In chapter 4 “What Kind of Cold Do You Have?”, Lee discusses three different types of cold climates; “Region 1: Frigid winters, hot summers; Region 2: Frigid winters, cool summers; and Region 3: Coldish winters, cool summers”. He clearly explains the characteristics between these regions; he mentions (and displays) Hardiness and Heat Zone maps, and explains that the absolute cold and heat temperatures these maps depict don’t tell the whole story because “when cold arrives”, how much cold is also important to plants as well as rainfall and drought. Since he points out the limitations of the Zone maps, this section would be strengthened if Lee provided an overlay map of his “3 cold-climate Fig Regions” with these two Zone maps and average rainfall maps. Further, while it sounds important for a grower to know which Fig Region they are in, I was eagerly waiting for this section to provide guidance about what to do in my region - which variety to grow, which pruning method to choose, etc.- but it does not. (Some of this is offered later in the book, but not all).
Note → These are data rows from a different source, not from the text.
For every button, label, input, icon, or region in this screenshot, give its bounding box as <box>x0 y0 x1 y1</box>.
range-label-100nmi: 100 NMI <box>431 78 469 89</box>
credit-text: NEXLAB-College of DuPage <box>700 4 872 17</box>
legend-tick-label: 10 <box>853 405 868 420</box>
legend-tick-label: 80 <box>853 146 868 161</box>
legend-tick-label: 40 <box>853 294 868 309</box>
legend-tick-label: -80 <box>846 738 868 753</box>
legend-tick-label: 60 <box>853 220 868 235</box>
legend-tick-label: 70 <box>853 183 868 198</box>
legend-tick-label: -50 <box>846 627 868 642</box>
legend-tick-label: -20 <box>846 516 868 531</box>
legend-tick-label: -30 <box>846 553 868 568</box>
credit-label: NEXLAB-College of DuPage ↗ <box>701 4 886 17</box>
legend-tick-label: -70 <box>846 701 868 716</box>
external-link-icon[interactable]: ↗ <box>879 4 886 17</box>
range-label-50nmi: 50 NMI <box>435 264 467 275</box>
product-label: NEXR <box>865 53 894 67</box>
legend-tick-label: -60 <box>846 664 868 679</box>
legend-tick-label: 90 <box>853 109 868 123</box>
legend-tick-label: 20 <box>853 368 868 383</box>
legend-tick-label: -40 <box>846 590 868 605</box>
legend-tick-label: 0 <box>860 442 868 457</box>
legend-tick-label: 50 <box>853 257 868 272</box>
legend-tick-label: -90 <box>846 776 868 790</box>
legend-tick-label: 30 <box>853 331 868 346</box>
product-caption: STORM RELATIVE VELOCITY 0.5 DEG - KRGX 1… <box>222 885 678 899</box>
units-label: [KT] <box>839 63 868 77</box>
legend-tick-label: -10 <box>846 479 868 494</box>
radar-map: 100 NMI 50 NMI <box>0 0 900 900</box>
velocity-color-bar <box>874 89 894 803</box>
What varieties should we in the Northeast plant for production? On page 73, Lee literally says “Sorting out fig varieties is a mess,” and yet he provides a helpful overview of 16 varieties he’s determined to do well in any of the 3 cold Regions because they all set good breba and/or main crops that ripen relatively early, ripen in cool summers, are more tolerant to low temperatures, and taste good. According to this section, Hardy Chicago was a reasonable choice in my Region 1 (although it isn’t mentioned in the subsequent charts provided on pages 83-85), but I think I’ll try a hardy more dwarf variety like Alma, Celeste or Verte next time in my small greenhouse. That raises my final point - an expanded chart with clear headings such as fig variety, breva or main crop potential, fruit size/color/texture, leaf size & shape, tree size, level of hardiness, ripening notes, recommended pruning approaches as per variety, Fig Region and growing method would more easily help a reader make decisions and grow figs successfully; perhaps in the next edition?
The book is definitely useful and I recommend it for hobby growers in the Northeast trying figs for the first time and for those with some experience wanting to fine-tune their pruning styles, and expand their growing methods. Lee also provides a list of sources for buying plants and social media groups to connect with to further your learning.